Bands, Bypasses, and Balloons: Weight Loss Surgery Explained
Healthy diet and lifestyle should always be your first weapon against obesity. But extreme obesity can get so dangerous as to require a surgery. Read our guide to find out how effective it is.
The risks of being overweight
Being obese doesn’t just make it difficult to run or play with your kids. Once the body mass index (BMI, calculated as your weight in kg divided by the square of your height in meters) gets above 30, a person’s risk of dying from heart disease or stroke grow rapidly. Obesity is often accompanied by Type 2 diabetes, inflammation, high cholesterol, and sleep apnea (more on obesity health risks). This means that many extremely heavy people absolutely need to lose weight, but diets simply don’t work for them anymore, and they cannot engage in sports. In such cases, bariatric (weight loss) surgery is prescribed.

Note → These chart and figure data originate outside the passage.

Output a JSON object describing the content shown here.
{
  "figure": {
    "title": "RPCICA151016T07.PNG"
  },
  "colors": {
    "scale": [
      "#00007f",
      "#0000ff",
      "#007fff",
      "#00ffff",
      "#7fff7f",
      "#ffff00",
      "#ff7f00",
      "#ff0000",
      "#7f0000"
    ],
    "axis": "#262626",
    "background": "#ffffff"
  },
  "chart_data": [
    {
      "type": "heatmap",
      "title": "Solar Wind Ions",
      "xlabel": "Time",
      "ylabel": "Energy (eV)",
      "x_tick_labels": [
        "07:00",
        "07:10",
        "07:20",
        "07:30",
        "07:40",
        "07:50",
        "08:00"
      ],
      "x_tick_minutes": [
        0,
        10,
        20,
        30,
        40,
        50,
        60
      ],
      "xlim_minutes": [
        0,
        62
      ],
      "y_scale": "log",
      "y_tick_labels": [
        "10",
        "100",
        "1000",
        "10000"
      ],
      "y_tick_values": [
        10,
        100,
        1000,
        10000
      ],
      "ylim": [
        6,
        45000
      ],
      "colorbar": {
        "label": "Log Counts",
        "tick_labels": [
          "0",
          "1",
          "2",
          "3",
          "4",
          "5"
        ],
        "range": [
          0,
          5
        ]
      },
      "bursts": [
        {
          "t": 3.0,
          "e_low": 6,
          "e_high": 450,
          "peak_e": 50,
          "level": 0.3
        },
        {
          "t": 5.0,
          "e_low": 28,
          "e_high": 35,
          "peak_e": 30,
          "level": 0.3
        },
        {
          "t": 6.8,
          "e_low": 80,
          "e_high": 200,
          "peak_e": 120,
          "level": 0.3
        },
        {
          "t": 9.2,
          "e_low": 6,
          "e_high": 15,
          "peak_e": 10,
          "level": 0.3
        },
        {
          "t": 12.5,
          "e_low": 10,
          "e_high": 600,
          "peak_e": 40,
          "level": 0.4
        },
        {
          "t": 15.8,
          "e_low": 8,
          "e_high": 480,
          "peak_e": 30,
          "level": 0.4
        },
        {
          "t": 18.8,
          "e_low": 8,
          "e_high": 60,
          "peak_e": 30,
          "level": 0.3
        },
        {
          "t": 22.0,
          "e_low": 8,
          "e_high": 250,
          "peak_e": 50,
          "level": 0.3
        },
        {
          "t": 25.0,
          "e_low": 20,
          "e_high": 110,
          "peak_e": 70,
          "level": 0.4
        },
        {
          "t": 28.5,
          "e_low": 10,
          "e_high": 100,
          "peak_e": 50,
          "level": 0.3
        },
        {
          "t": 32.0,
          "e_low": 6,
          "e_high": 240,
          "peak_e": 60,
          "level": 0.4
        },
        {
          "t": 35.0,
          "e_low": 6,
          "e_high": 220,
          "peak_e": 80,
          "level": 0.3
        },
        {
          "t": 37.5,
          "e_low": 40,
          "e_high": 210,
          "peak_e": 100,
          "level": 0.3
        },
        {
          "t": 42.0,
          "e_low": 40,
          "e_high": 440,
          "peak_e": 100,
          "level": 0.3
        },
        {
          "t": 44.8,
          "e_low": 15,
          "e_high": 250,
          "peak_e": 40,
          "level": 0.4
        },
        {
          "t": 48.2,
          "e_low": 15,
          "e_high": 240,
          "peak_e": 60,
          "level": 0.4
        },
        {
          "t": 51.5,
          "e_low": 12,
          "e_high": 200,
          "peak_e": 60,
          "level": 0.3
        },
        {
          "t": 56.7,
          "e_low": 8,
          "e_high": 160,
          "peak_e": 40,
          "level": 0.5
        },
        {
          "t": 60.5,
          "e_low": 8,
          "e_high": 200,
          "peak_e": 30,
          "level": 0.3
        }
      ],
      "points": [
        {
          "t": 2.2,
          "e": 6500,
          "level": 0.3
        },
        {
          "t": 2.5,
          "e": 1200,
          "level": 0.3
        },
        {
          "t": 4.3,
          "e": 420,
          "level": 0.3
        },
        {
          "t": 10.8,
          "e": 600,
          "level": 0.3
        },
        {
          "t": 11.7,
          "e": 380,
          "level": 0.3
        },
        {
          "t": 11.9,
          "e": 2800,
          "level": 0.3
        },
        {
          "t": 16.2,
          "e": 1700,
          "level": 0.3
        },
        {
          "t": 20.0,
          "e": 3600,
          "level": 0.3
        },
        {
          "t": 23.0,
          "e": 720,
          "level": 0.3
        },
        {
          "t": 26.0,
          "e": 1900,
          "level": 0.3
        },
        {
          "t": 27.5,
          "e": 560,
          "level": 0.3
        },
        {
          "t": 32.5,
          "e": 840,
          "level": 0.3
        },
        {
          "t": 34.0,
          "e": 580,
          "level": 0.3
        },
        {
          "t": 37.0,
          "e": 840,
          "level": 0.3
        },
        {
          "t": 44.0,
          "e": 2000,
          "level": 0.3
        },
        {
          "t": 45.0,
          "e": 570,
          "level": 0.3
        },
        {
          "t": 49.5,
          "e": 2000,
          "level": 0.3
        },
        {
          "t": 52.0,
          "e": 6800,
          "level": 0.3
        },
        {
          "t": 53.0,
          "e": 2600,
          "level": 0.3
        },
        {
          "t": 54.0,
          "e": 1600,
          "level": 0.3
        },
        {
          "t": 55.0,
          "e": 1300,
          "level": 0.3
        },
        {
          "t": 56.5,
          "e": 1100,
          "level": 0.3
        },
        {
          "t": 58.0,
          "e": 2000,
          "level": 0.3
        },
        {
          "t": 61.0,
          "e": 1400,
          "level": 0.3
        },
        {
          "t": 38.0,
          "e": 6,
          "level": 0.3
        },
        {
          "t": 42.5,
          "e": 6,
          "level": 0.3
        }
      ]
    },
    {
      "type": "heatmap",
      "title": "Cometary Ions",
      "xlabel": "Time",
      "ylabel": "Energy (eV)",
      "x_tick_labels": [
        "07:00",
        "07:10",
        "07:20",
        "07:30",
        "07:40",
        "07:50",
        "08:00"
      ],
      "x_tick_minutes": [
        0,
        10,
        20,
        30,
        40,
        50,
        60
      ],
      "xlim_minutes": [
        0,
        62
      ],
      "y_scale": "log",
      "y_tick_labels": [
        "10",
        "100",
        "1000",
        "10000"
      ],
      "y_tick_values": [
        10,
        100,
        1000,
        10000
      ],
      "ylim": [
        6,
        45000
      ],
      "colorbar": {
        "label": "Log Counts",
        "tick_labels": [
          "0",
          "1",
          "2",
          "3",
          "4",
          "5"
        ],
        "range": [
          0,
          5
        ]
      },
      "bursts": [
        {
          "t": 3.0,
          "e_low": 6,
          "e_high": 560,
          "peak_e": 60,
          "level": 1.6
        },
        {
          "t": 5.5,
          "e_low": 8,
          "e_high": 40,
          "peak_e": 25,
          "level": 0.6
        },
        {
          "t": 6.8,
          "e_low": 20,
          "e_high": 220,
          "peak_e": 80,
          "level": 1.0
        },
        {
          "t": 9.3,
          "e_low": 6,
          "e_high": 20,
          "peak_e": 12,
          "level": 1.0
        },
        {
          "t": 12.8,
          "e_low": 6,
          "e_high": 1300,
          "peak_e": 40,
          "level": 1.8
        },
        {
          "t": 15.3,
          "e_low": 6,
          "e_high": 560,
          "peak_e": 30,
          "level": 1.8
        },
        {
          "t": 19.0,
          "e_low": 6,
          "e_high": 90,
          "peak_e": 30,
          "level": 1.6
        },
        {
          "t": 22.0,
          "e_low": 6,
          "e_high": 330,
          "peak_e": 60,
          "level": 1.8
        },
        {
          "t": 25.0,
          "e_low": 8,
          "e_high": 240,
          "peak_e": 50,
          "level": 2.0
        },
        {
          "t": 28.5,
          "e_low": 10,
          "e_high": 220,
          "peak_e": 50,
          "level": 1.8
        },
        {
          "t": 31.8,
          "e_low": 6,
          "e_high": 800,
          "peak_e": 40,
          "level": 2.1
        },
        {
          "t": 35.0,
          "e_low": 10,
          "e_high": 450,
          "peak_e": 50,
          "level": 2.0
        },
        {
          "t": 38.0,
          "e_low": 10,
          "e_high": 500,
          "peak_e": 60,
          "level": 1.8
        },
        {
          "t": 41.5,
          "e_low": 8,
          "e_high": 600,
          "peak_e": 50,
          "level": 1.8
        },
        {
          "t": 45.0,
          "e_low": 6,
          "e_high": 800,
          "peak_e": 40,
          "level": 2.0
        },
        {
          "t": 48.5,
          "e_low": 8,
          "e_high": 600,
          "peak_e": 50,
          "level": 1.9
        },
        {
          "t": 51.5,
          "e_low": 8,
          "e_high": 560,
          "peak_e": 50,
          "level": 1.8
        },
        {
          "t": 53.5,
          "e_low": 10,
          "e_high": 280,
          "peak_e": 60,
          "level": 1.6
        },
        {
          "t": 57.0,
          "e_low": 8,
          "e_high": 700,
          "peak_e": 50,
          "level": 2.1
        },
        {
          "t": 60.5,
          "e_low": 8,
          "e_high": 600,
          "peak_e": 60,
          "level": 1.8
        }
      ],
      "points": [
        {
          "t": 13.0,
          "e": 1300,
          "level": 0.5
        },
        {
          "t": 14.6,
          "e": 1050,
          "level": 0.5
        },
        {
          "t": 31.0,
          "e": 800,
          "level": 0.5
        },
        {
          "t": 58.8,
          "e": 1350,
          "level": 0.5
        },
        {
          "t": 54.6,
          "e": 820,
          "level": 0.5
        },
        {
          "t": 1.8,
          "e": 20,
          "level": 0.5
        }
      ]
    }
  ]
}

Types of weight loss surgery
You can often hear people talk of gastric bands (or lap bands), though in fact it is not the most popular type of surgery anymore. Here is some basic info (more on the topic here ):
- Band – a band is placed around the stomach and divides it in two unequal parts. Once food fills the top part – a small pouch – the person stops feeling hungry. The band can be inflated or deflated, allowing to regulate the size of the pouch (and thus, the size of an average meal). Patients end up eating much less. The procedure is fully reversible.
- Bypass – currently the most popular procedure. A small pouch (circa 30 cubic cm) at the top of the stomach is separated from the rest and connected directly to the intestine. The patient eats less, and much less of the hunger hormone – ghrelin – is produced.
- Sleeve gastrectomy – most of the stomach is removed, and the remaining part resembles a sleeve.
- Balloon – not a surgery per se, but an effective alternative for some people. A deflated balloon is placed in the stomach and filled with 0.5 l of water through a tube, and occupies most of the space in the stomach. After 4 months, the balloon bursts and is safely exreted.
Which is better?
Gastric bands used to be the main option and are still popular due to lower price, but now over 40% of all bariatric surgeries are bypasses. The figures say it all: on average people receiving a bypass lose over 30% of their weight, while those getting a band lose only 16%. Weight loss is not the only benefit, however. Type 2 diabetes goes into remission in a large proportion of cases, though scientists are still not sure why (the chances are different, though: 30% of patients with a lap band experience a remission, and over 70% of those with a bypass). Cholesterol levels improve dramatically, too, as does the general feeling of well-being (read more on the effects). To some people, the surgery provides life-long improvements, while for others the effects last only a few years.
It’s not for everyone
The key thing to understand is that a band or a bypass are still a surgery and can result in complications. Repeat surgeries are quite common, and quite a few patients eventually ask for their band to be removed.
Just as importantly, bariatric surgery is not an alternative to healthy lifestyle. It is a radical solution fit for people whose life is in danger due to extreme obesity. Those who do receive a surgery have to alter their diet radically, switching to whole grains, vegetables, fruit, and healthy oils, and exercise actively.
If you’d like to shed some weight, therefore, don’t run to a surgeon for a miracle cure – there isn’t one. Even with a band, you will have to eat well and engage in sports – so why not start right now?